The absence of discussion of UK-Israel relations in this broader sense means that the author’s narrative on the dilemmas facing Anglo-Jewry lacks context. Much of the unease of Anglo-Jewish leaders over Israeli policies was directly related to their concerns over the response of Her Majesty’s Government. The turmoil in Anglo-Jewry over Israel’s invasion of Lebanon did not occur in a vacuum: relations between Britain and Israel were already in serious crisis when, two years earlier, the Begin government attacked London over its leading role in the EEC Venice Declaration of June 1980 which called for self-determination for the Palestinians and a role for the Palestinian Liberation Organisation in peace negotiations. Also, Anglo-Jewry faced a dire predicament with Israel’s sale of arms to Argentina during the period of the Falklands War. This was a difficult episode for the Jewish community but this is also not mentioned.
Furthermore, the reluctance of the Board of Deputies to criticise Israel following its invasion of Lebanon is particularly interesting in light of the situation today. In 2018, the Board criticised Israel’s Nation State Law as a threat to its democracy, while in 2019, it condemned Benjamin Netanyahu for his alliance with the extreme right Otzma Yehudit party and his claim that Israel was ‘not a country of all its citizens.’ The emergence of organisations such as Yachad and the New Israel Fund which have challenged the longstanding communal consensus on Israel are part of this new trend. I would have liked to see the author address these developments in the conclusion.
Finally, the author makes no reference to the extraordinary challenge facing Anglo-Jewry over the last four years since Corbyn was elected as leader of the Labour party, although there is a very brief allusion to the problems facing Jewish students at British universities. Some may be surprised by this choice, but I think the author is well served in not allowing his book to be weighed down with the controversy over the Labour party, as it has been discussed at length elsewhere.
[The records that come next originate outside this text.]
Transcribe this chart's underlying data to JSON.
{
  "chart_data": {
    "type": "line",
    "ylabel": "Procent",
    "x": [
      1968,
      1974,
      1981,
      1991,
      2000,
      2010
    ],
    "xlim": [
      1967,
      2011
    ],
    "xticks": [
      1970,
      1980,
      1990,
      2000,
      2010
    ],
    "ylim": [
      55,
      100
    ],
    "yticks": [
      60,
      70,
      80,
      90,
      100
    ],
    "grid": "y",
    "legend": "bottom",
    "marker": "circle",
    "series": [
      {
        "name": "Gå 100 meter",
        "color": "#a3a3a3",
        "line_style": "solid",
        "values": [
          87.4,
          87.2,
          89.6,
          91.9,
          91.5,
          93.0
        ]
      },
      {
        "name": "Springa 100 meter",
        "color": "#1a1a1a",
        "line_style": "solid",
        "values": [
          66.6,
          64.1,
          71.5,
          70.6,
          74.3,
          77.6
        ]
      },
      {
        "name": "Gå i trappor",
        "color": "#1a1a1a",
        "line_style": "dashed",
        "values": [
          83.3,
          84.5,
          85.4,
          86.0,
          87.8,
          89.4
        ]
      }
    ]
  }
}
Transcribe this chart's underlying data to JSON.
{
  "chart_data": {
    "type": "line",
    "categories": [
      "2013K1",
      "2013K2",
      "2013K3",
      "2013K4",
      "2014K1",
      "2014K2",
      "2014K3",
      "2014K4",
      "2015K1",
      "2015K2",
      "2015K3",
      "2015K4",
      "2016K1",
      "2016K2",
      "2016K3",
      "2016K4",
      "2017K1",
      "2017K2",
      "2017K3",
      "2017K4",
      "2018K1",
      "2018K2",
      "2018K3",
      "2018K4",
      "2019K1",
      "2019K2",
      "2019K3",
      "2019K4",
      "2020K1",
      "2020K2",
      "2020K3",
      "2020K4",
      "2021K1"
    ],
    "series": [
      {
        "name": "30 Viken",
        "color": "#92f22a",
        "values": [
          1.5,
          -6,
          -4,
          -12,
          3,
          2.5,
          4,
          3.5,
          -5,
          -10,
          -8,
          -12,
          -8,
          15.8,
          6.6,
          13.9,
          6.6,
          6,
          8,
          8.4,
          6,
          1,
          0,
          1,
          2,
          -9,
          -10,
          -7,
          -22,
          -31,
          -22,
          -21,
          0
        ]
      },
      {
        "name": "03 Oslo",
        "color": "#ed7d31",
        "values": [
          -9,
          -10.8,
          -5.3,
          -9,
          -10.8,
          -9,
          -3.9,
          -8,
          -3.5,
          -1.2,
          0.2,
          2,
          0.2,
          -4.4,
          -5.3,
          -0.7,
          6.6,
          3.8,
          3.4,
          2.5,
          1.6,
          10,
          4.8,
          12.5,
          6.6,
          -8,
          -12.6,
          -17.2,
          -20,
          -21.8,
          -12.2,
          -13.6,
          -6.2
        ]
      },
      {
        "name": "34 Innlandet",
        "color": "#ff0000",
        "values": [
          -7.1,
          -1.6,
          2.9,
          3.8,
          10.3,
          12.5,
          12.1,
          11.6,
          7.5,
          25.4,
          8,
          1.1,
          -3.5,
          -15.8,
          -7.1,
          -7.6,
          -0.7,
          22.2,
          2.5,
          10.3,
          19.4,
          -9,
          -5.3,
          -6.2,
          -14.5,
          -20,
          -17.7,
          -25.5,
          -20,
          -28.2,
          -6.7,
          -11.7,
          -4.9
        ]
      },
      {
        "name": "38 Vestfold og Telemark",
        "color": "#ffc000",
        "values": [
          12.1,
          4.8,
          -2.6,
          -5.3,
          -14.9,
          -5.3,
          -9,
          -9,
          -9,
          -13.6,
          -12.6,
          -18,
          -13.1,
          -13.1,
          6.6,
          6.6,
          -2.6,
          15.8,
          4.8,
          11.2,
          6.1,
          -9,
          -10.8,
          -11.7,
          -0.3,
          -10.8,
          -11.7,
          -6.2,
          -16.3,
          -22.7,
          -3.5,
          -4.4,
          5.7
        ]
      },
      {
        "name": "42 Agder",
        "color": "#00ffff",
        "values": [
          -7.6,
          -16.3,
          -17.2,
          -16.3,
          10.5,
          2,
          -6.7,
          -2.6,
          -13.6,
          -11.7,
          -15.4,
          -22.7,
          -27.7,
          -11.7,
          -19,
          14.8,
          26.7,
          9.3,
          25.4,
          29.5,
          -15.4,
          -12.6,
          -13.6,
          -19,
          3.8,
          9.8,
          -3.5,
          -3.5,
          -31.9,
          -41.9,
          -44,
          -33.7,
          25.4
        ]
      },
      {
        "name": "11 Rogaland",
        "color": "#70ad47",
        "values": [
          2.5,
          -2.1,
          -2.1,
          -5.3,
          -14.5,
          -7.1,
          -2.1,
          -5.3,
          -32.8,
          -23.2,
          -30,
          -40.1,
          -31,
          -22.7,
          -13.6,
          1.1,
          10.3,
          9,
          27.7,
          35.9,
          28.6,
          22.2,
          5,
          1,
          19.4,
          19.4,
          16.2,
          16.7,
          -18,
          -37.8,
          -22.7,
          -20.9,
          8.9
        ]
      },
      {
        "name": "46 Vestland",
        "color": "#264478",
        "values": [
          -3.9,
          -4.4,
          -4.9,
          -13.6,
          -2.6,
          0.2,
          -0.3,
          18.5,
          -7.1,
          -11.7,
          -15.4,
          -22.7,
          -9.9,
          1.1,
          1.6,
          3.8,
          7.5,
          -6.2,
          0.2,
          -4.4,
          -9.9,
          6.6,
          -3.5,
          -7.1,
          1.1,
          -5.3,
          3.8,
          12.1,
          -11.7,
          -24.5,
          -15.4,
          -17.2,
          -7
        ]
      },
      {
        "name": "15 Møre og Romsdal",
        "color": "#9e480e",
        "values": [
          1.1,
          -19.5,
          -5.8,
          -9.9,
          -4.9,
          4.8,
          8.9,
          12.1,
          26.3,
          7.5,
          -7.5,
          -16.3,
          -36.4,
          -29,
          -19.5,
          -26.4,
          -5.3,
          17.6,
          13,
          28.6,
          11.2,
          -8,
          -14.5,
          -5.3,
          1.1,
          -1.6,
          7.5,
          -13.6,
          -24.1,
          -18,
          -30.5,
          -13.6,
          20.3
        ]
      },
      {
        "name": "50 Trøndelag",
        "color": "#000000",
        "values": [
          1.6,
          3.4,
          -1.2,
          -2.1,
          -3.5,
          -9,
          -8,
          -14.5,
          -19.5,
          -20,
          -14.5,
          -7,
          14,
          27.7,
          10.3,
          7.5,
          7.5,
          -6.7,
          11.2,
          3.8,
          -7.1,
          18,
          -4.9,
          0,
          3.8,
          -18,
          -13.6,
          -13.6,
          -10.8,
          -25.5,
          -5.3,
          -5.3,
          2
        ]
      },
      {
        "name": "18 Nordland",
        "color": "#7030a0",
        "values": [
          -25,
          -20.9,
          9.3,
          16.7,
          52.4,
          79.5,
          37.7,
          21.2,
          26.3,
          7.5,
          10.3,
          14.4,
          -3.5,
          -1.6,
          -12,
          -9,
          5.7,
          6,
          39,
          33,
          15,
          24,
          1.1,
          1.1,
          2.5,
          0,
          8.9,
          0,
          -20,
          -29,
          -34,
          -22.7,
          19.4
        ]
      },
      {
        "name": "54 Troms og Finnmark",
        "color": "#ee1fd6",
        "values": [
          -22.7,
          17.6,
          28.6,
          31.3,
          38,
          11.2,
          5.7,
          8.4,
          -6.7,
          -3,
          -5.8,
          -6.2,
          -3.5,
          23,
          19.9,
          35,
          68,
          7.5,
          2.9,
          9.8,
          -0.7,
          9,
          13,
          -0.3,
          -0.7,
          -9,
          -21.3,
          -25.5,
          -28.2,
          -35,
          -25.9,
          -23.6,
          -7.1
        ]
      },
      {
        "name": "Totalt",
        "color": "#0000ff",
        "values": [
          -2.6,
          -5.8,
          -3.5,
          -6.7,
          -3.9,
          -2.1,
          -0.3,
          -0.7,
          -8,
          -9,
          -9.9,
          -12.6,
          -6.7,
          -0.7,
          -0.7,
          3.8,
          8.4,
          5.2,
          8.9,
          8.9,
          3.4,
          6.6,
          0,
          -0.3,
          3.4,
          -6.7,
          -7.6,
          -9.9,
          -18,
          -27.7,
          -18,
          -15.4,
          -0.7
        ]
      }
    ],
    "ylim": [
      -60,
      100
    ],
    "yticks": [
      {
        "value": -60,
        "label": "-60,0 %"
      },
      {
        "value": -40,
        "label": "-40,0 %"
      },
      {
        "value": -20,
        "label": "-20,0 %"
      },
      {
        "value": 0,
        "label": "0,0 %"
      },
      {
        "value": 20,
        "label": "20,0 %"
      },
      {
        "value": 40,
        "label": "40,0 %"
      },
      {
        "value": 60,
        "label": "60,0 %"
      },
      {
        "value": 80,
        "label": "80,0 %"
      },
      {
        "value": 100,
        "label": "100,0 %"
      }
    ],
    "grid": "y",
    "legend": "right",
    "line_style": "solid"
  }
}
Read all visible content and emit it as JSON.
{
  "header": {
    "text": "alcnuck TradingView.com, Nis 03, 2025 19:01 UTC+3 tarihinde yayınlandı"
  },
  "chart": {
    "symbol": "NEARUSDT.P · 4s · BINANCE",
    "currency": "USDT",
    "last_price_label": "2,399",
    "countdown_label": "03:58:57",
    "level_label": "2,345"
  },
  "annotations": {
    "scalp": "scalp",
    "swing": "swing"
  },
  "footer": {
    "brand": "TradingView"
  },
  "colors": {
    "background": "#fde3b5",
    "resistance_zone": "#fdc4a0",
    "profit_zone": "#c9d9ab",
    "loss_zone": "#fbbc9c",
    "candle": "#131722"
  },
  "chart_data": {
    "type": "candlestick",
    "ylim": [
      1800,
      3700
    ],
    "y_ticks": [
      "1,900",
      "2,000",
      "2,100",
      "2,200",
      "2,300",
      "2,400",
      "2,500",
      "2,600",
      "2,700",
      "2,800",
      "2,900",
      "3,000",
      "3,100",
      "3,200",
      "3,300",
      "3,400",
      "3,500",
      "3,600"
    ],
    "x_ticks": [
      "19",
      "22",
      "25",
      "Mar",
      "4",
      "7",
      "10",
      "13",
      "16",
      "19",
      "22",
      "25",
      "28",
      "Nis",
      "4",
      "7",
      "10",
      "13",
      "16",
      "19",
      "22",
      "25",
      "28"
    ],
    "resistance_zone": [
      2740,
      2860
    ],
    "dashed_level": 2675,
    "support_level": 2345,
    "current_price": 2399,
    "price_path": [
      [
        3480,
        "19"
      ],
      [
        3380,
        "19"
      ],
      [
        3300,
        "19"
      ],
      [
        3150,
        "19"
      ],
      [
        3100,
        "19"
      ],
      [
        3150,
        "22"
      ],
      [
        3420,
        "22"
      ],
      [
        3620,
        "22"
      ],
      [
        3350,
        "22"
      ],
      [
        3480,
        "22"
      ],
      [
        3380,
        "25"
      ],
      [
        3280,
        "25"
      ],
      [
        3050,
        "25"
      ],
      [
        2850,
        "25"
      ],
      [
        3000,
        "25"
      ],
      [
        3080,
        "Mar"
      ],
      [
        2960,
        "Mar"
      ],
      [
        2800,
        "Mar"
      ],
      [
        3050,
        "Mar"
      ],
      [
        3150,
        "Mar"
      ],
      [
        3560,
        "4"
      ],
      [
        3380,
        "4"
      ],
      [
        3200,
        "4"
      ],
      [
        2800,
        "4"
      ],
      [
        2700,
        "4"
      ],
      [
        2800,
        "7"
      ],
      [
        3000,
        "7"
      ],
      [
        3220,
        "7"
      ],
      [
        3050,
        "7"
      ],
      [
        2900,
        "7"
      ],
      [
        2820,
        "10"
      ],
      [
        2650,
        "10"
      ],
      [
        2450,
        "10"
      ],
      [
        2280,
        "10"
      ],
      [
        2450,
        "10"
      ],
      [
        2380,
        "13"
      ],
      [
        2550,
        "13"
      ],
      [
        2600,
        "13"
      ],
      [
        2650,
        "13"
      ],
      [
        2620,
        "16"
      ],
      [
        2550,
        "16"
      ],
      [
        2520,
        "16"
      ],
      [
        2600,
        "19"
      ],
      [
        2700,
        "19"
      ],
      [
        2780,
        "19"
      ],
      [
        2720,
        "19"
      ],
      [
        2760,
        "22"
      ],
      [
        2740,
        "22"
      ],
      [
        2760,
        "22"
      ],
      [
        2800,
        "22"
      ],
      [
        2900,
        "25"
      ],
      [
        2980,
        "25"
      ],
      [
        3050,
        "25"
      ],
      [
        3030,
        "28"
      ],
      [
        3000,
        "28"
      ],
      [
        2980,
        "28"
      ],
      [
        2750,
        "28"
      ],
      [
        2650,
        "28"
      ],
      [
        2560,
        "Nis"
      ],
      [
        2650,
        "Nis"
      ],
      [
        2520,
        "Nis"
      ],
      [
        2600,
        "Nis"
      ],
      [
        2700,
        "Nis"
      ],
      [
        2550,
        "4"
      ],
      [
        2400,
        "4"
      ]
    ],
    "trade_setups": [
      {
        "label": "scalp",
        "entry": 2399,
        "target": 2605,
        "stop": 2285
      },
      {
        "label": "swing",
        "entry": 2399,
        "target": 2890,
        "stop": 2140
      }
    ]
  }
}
Omer-Jackaman’s book is well researched, often fascinating and in its historical analysis of the vulnerabilities of Anglo-Jewry in the decades following the establishment of the State of Israel. It offers considerable value in shedding light on the difficulties facing British Jews today. As the book makes clear, these problems did not begin in 2015. They are also likely to be with us for some time to come.